Observing Opossums mating is a unique experience that few people get to witness. These nocturnal marsupials usually mate between January and July, with the peak mating season in February and March. During this time, male Opossums actively search for females, and mating can last for several hours.
It’s fascinating to know that female Opossums have two reproductive tracts, which allows them to carry and nurse two litters simultaneously. The gestation period for Opossums is only 13 days, and the young ones, called joeys, stay in their mother’s pouch for up to 2 months.
As a wildlife photographer, witnessing such a momentous event reminded me of the importance of respecting nature and its inhabitants.
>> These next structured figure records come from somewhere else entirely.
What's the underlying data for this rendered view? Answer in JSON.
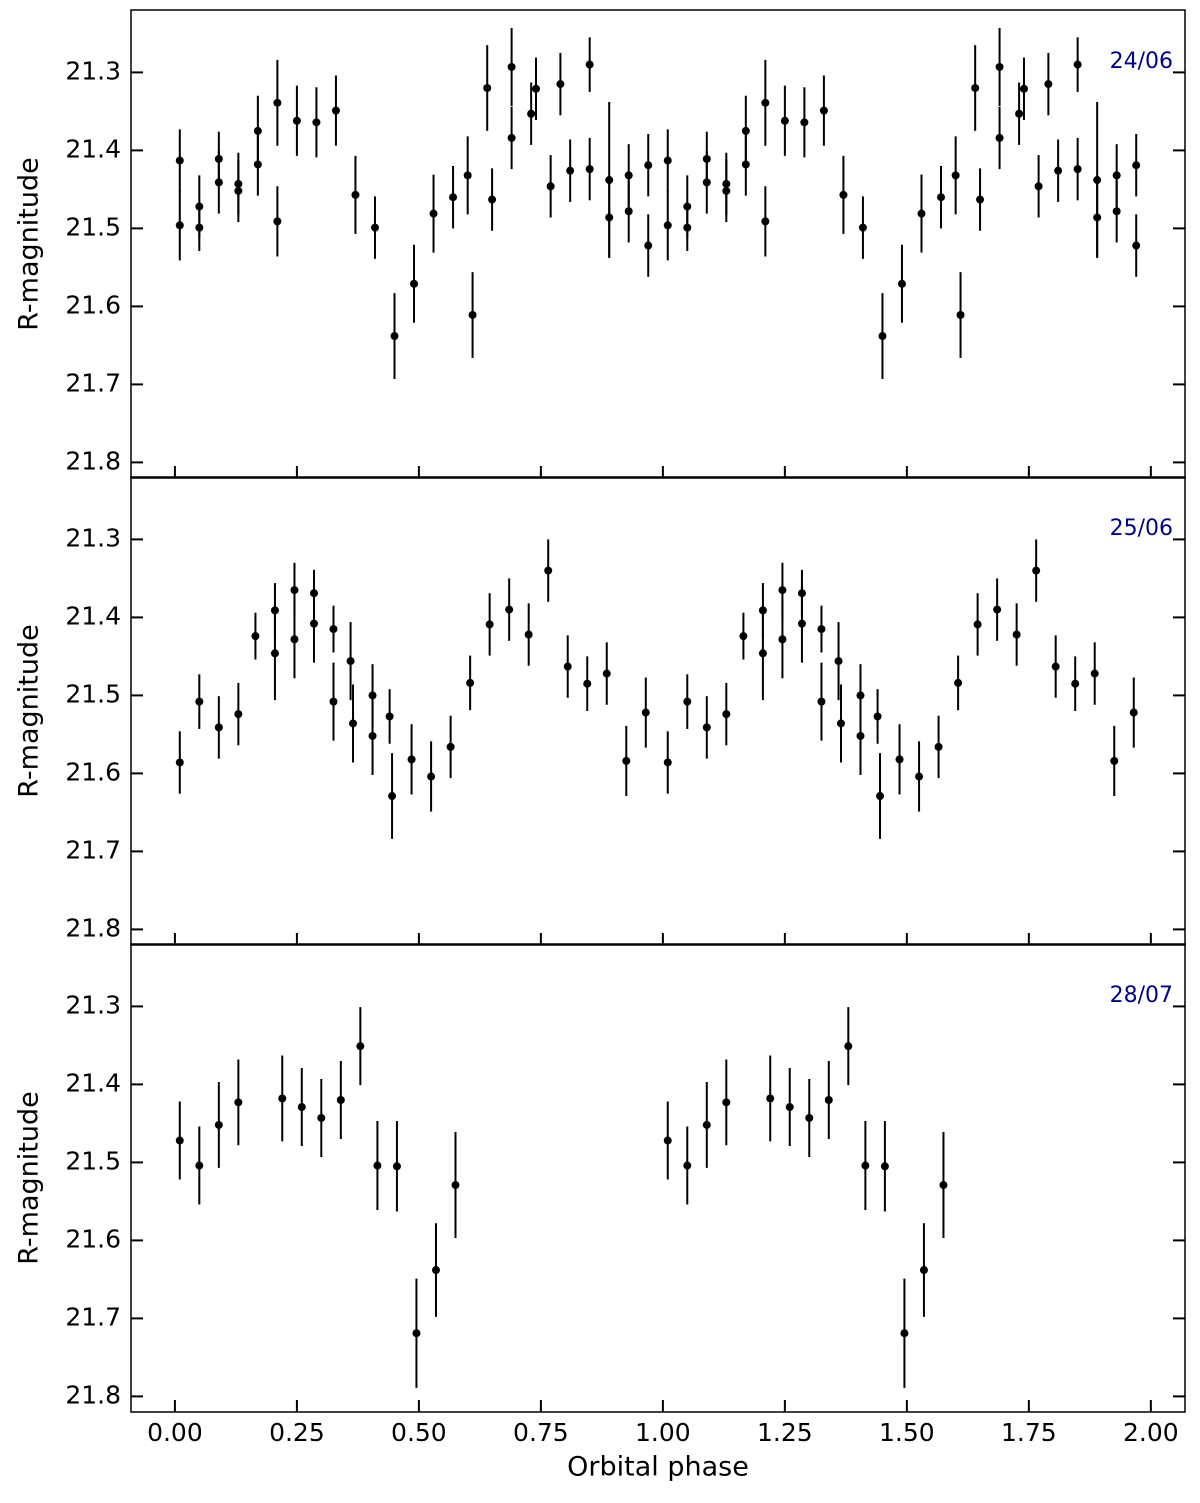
{
  "chart_data": [
    {
      "type": "scatter",
      "title": "24/06",
      "ylabel": "R-magnitude",
      "color": "#000000",
      "title_color": "#00008b",
      "xlim": [
        -0.09,
        2.07
      ],
      "ylim": [
        21.22,
        21.82
      ],
      "yticks": [
        21.3,
        21.4,
        21.5,
        21.6,
        21.7,
        21.8
      ],
      "y_inverted": true,
      "x": [
        0.01,
        0.01,
        0.05,
        0.05,
        0.09,
        0.09,
        0.13,
        0.13,
        0.17,
        0.17,
        0.21,
        0.21,
        0.25,
        0.29,
        0.33,
        0.37,
        0.41,
        0.45,
        0.49,
        0.53,
        0.57,
        0.6,
        0.61,
        0.64,
        0.65,
        0.69,
        0.69,
        0.73,
        0.74,
        0.77,
        0.79,
        0.81,
        0.85,
        0.85,
        0.89,
        0.89,
        0.93,
        0.93,
        0.97,
        0.97,
        1.01,
        1.01,
        1.05,
        1.05,
        1.09,
        1.09,
        1.13,
        1.13,
        1.17,
        1.17,
        1.21,
        1.21,
        1.25,
        1.29,
        1.33,
        1.37,
        1.41,
        1.45,
        1.49,
        1.53,
        1.57,
        1.6,
        1.61,
        1.64,
        1.65,
        1.69,
        1.69,
        1.73,
        1.74,
        1.77,
        1.79,
        1.81,
        1.85,
        1.85,
        1.89,
        1.89,
        1.93,
        1.93,
        1.97,
        1.97
      ],
      "values": [
        21.496,
        21.413,
        21.499,
        21.472,
        21.441,
        21.411,
        21.443,
        21.452,
        21.375,
        21.418,
        21.339,
        21.491,
        21.362,
        21.364,
        21.349,
        21.457,
        21.499,
        21.638,
        21.571,
        21.481,
        21.46,
        21.432,
        21.611,
        21.32,
        21.463,
        21.293,
        21.384,
        21.353,
        21.321,
        21.446,
        21.315,
        21.426,
        21.29,
        21.424,
        21.438,
        21.486,
        21.432,
        21.478,
        21.419,
        21.522,
        21.496,
        21.413,
        21.499,
        21.472,
        21.441,
        21.411,
        21.443,
        21.452,
        21.375,
        21.418,
        21.339,
        21.491,
        21.362,
        21.364,
        21.349,
        21.457,
        21.499,
        21.638,
        21.571,
        21.481,
        21.46,
        21.432,
        21.611,
        21.32,
        21.463,
        21.293,
        21.384,
        21.353,
        21.321,
        21.446,
        21.315,
        21.426,
        21.29,
        21.424,
        21.438,
        21.486,
        21.432,
        21.478,
        21.419,
        21.522
      ],
      "errors": [
        0.045,
        0.04,
        0.03,
        0.04,
        0.04,
        0.035,
        0.04,
        0.04,
        0.045,
        0.04,
        0.055,
        0.045,
        0.045,
        0.045,
        0.045,
        0.05,
        0.04,
        0.055,
        0.05,
        0.05,
        0.04,
        0.05,
        0.055,
        0.055,
        0.04,
        0.05,
        0.04,
        0.04,
        0.04,
        0.04,
        0.04,
        0.04,
        0.035,
        0.04,
        0.1,
        0.05,
        0.04,
        0.04,
        0.04,
        0.04,
        0.045,
        0.04,
        0.03,
        0.04,
        0.04,
        0.035,
        0.04,
        0.04,
        0.045,
        0.04,
        0.055,
        0.045,
        0.045,
        0.045,
        0.045,
        0.05,
        0.04,
        0.055,
        0.05,
        0.05,
        0.04,
        0.05,
        0.055,
        0.055,
        0.04,
        0.05,
        0.04,
        0.04,
        0.04,
        0.04,
        0.04,
        0.04,
        0.035,
        0.04,
        0.1,
        0.05,
        0.04,
        0.04,
        0.04,
        0.04
      ]
    },
    {
      "type": "scatter",
      "title": "25/06",
      "ylabel": "R-magnitude",
      "color": "#000000",
      "title_color": "#00008b",
      "xlim": [
        -0.09,
        2.07
      ],
      "ylim": [
        21.22,
        21.82
      ],
      "yticks": [
        21.3,
        21.4,
        21.5,
        21.6,
        21.7,
        21.8
      ],
      "y_inverted": true,
      "x": [
        0.01,
        0.05,
        0.09,
        0.13,
        0.165,
        0.205,
        0.205,
        0.245,
        0.245,
        0.285,
        0.285,
        0.325,
        0.325,
        0.36,
        0.365,
        0.405,
        0.405,
        0.44,
        0.445,
        0.485,
        0.525,
        0.565,
        0.605,
        0.645,
        0.685,
        0.725,
        0.765,
        0.805,
        0.845,
        0.885,
        0.925,
        0.965,
        1.01,
        1.05,
        1.09,
        1.13,
        1.165,
        1.205,
        1.205,
        1.245,
        1.245,
        1.285,
        1.285,
        1.325,
        1.325,
        1.36,
        1.365,
        1.405,
        1.405,
        1.44,
        1.445,
        1.485,
        1.525,
        1.565,
        1.605,
        1.645,
        1.685,
        1.725,
        1.765,
        1.805,
        1.845,
        1.885,
        1.925,
        1.965
      ],
      "values": [
        21.586,
        21.508,
        21.541,
        21.524,
        21.424,
        21.391,
        21.446,
        21.365,
        21.428,
        21.369,
        21.408,
        21.415,
        21.508,
        21.456,
        21.536,
        21.5,
        21.552,
        21.527,
        21.629,
        21.582,
        21.604,
        21.566,
        21.484,
        21.409,
        21.39,
        21.422,
        21.34,
        21.463,
        21.485,
        21.472,
        21.584,
        21.522,
        21.586,
        21.508,
        21.541,
        21.524,
        21.424,
        21.391,
        21.446,
        21.365,
        21.428,
        21.369,
        21.408,
        21.415,
        21.508,
        21.456,
        21.536,
        21.5,
        21.552,
        21.527,
        21.629,
        21.582,
        21.604,
        21.566,
        21.484,
        21.409,
        21.39,
        21.422,
        21.34,
        21.463,
        21.485,
        21.472,
        21.584,
        21.522
      ],
      "errors": [
        0.04,
        0.035,
        0.04,
        0.04,
        0.03,
        0.035,
        0.06,
        0.035,
        0.05,
        0.03,
        0.05,
        0.03,
        0.05,
        0.05,
        0.05,
        0.04,
        0.05,
        0.035,
        0.055,
        0.045,
        0.045,
        0.04,
        0.035,
        0.04,
        0.04,
        0.04,
        0.04,
        0.04,
        0.035,
        0.04,
        0.045,
        0.045,
        0.04,
        0.035,
        0.04,
        0.04,
        0.03,
        0.035,
        0.06,
        0.035,
        0.05,
        0.03,
        0.05,
        0.03,
        0.05,
        0.05,
        0.05,
        0.04,
        0.05,
        0.035,
        0.055,
        0.045,
        0.045,
        0.04,
        0.035,
        0.04,
        0.04,
        0.04,
        0.04,
        0.04,
        0.035,
        0.04,
        0.045,
        0.045
      ]
    },
    {
      "type": "scatter",
      "title": "28/07",
      "ylabel": "R-magnitude",
      "xlabel": "Orbital phase",
      "color": "#000000",
      "title_color": "#00008b",
      "xlim": [
        -0.09,
        2.07
      ],
      "ylim": [
        21.22,
        21.82
      ],
      "yticks": [
        21.3,
        21.4,
        21.5,
        21.6,
        21.7,
        21.8
      ],
      "y_inverted": true,
      "xticks": [
        {
          "value": 0,
          "label": "0.00"
        },
        {
          "value": 0.25,
          "label": "0.25"
        },
        {
          "value": 0.5,
          "label": "0.50"
        },
        {
          "value": 0.75,
          "label": "0.75"
        },
        {
          "value": 1,
          "label": "1.00"
        },
        {
          "value": 1.25,
          "label": "1.25"
        },
        {
          "value": 1.5,
          "label": "1.50"
        },
        {
          "value": 1.75,
          "label": "1.75"
        },
        {
          "value": 2,
          "label": "2.00"
        }
      ],
      "x": [
        0.01,
        0.05,
        0.09,
        0.13,
        0.22,
        0.26,
        0.3,
        0.34,
        0.38,
        0.415,
        0.455,
        0.495,
        0.535,
        0.575,
        1.01,
        1.05,
        1.09,
        1.13,
        1.22,
        1.26,
        1.3,
        1.34,
        1.38,
        1.415,
        1.455,
        1.495,
        1.535,
        1.575
      ],
      "values": [
        21.472,
        21.504,
        21.452,
        21.423,
        21.418,
        21.429,
        21.443,
        21.42,
        21.351,
        21.504,
        21.505,
        21.719,
        21.638,
        21.529,
        21.472,
        21.504,
        21.452,
        21.423,
        21.418,
        21.429,
        21.443,
        21.42,
        21.351,
        21.504,
        21.505,
        21.719,
        21.638,
        21.529
      ],
      "errors": [
        0.05,
        0.05,
        0.055,
        0.055,
        0.055,
        0.05,
        0.05,
        0.05,
        0.05,
        0.057,
        0.058,
        0.07,
        0.06,
        0.068,
        0.05,
        0.05,
        0.055,
        0.055,
        0.055,
        0.05,
        0.05,
        0.05,
        0.05,
        0.057,
        0.058,
        0.07,
        0.06,
        0.068
      ]
    }
  ]
}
Sunnymede proved to be a paradise for wildlife enthusiasts like me, and I can’t wait to revisit the park and explore more of its hidden treasures.
- Camera: Canon EOS R7
- Lens: Canon RF 100-500 mm F4.5-7.1 L IS USM
- Location: Sunnymede Park, Fort Smith (Arkansas)
- Date and Time Taken: May 3, 2023 (06:50 A. M.)
- Exposure Mode: Manual
- Aperture: f8
- Shutter speed: 1/800
- ISO: 6400 (Auto)
- Exposure Compensation: +0.3
- Focal Length: 500 mm
I love ‘possums! I will be staying in Ft. Smith this upcoming Wed and Thur and will check it out. I always go to Sequoyah NWR, too, when I am out in that direction.